Nach meinem Burghausen-Trip am Samstag durfte ich freundlicherweise bei René und Patti in Putzbrunn übernachten und musste nicht gleich wieder die Rückreise nach Stuttgart antreten. Auf der Suche nach einem Zeitvertreib für den Sonntag – René wollte ich abends mit zurück nach Stuttgart nehmen, aber die beiden nicht unbedingt den ganzen Tag nerven – wurde ich schließlich in der B-Junioren-Bundesliga Süd/Südwest fündig, wo am Wochenende der 24. Spieltag auf dem Programm stand. Dabei empfingen die Bayern im Sportpark Aschheim den 1. FC Nürnberg und, wie es der Zufall so will, ist Aschheim nur einen Katzensprung von Putzbrunn entfernt und meine Gastgeber beglitten begleiteten mich sogar zum Spiel, wer hätte das vorher gedacht.
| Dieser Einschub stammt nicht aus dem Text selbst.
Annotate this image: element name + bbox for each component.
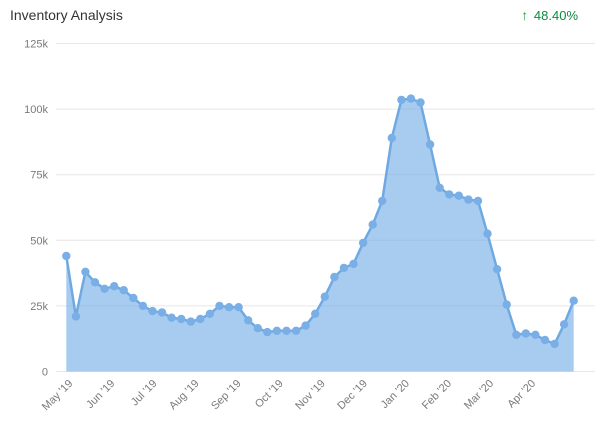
data-point-marker[interactable] (138, 301, 148, 311)
data-point-marker[interactable] (110, 282, 119, 291)
data-point-marker[interactable] (559, 320, 569, 329)
data-point-marker[interactable] (368, 220, 377, 229)
data-point-marker[interactable] (349, 259, 358, 269)
x-axis-label: Jan '20 (379, 378, 412, 411)
data-point-marker[interactable] (550, 339, 559, 349)
data-point-marker[interactable] (157, 308, 167, 317)
data-point-marker[interactable] (62, 251, 71, 261)
trend-up-arrow-icon: ↑ (521, 7, 529, 23)
data-point-marker[interactable] (330, 272, 339, 282)
data-point-marker[interactable] (531, 330, 540, 339)
data-point-marker[interactable] (224, 303, 234, 312)
x-axis-label: Dec '19 (335, 378, 370, 413)
change-value: 48.40% (533, 8, 578, 23)
data-point-marker[interactable] (540, 335, 550, 345)
data-point-marker[interactable] (483, 229, 492, 238)
data-point-marker[interactable] (445, 190, 454, 199)
data-point-marker[interactable] (358, 238, 368, 248)
data-point-marker[interactable] (129, 293, 138, 303)
y-axis-label: 25k (30, 301, 48, 313)
data-point-marker[interactable] (81, 267, 90, 276)
x-axis-label: Apr '20 (505, 378, 538, 411)
data-point-marker[interactable] (339, 263, 349, 273)
data-point-marker[interactable] (100, 284, 109, 293)
data-point-marker[interactable] (234, 303, 243, 312)
data-point-marker[interactable] (282, 326, 291, 335)
data-point-marker[interactable] (454, 191, 463, 200)
data-point-marker[interactable] (263, 327, 272, 337)
data-point-marker[interactable] (90, 278, 100, 287)
data-point-marker[interactable] (502, 300, 511, 309)
y-axis-label: 125k (24, 39, 48, 51)
x-axis-label: May '19 (40, 378, 75, 413)
data-point-marker[interactable] (435, 183, 444, 192)
data-point-marker[interactable] (378, 196, 387, 206)
x-axis-label: Jun '19 (84, 378, 117, 411)
x-axis-label: Nov '19 (293, 378, 328, 413)
area-fill (66, 98, 574, 372)
x-axis-label: Oct '19 (253, 378, 286, 411)
data-point-marker[interactable] (272, 326, 282, 335)
data-point-marker[interactable] (148, 306, 157, 316)
y-axis-label: 50k (30, 235, 48, 247)
data-point-marker[interactable] (205, 309, 215, 318)
data-point-marker[interactable] (301, 321, 310, 330)
x-axis-label: Mar '20 (462, 378, 496, 412)
data-point-marker[interactable] (387, 133, 396, 143)
data-point-marker[interactable] (569, 296, 578, 305)
data-point-marker[interactable] (406, 94, 416, 103)
data-point-marker[interactable] (119, 286, 128, 295)
data-point-marker[interactable] (291, 326, 301, 335)
x-axis-label: Aug '19 (167, 378, 202, 413)
data-point-marker[interactable] (492, 265, 502, 274)
y-axis-label: 100k (24, 104, 48, 116)
chart-header: Inventory Analysis ↑ 48.40% (0, 0, 600, 30)
x-axis-label: Feb '20 (420, 378, 454, 412)
data-point-marker[interactable] (311, 309, 320, 318)
chart-title: Inventory Analysis (10, 7, 123, 23)
data-point-marker[interactable] (167, 313, 176, 322)
x-axis-label: Sep '19 (209, 378, 244, 413)
data-point-marker[interactable] (71, 312, 81, 321)
data-point-marker[interactable] (215, 301, 224, 311)
data-point-marker[interactable] (196, 314, 205, 324)
data-point-marker[interactable] (512, 330, 521, 339)
data-point-marker[interactable] (521, 329, 530, 338)
data-point-marker[interactable] (473, 196, 483, 206)
y-axis-label: 0 (42, 367, 48, 379)
data-point-marker[interactable] (397, 95, 406, 105)
y-axis-label: 75k (30, 170, 48, 182)
data-point-marker[interactable] (425, 140, 435, 149)
x-axis-label: Jul '19 (129, 378, 160, 409)
data-point-marker[interactable] (177, 314, 186, 324)
data-point-marker[interactable] (416, 98, 425, 107)
data-point-marker[interactable] (186, 317, 195, 326)
change-badge: ↑ 48.40% (521, 7, 578, 23)
data-point-marker[interactable] (253, 324, 262, 333)
data-point-marker[interactable] (464, 195, 473, 204)
data-point-marker[interactable] (244, 316, 253, 325)
data-point-marker[interactable] (320, 292, 329, 301)
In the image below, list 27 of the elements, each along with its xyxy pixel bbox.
Nachdem wir etwas dumm geparkt hatten, kamen wir kurz nach Anpfiff an, hatten aber immerhin schon den Aschheimer Wasserskipark gesichtet, in dem wir später noch einen schönen Nachmittag verbringen sollten. Der Sportpark Aschheim, in dem auch die A-Junioren sowie die Frauen-Bundesliga-Mannschaft spielt, ist an sich nichts besonderes, hat aber eine ganz nette Tribüne sowie eine lustige “Gegentribüne”.
Die fesche Gegentribüne
Das Spiel war auf durchaus hohem Niveau – kein Wunder, es war ja auch Bundesliga. Beide Mannschaften spielten gleich stark, so dass sich eigentlich keine großen Übergewichte ergaben. Verdientermaßen ging es auch mit 0:0 in die Pause, in der ich eine Stadionrunde drehte und auf der Gegenseite auch den Amateure-Trainer Hermann Gerland entdeckte.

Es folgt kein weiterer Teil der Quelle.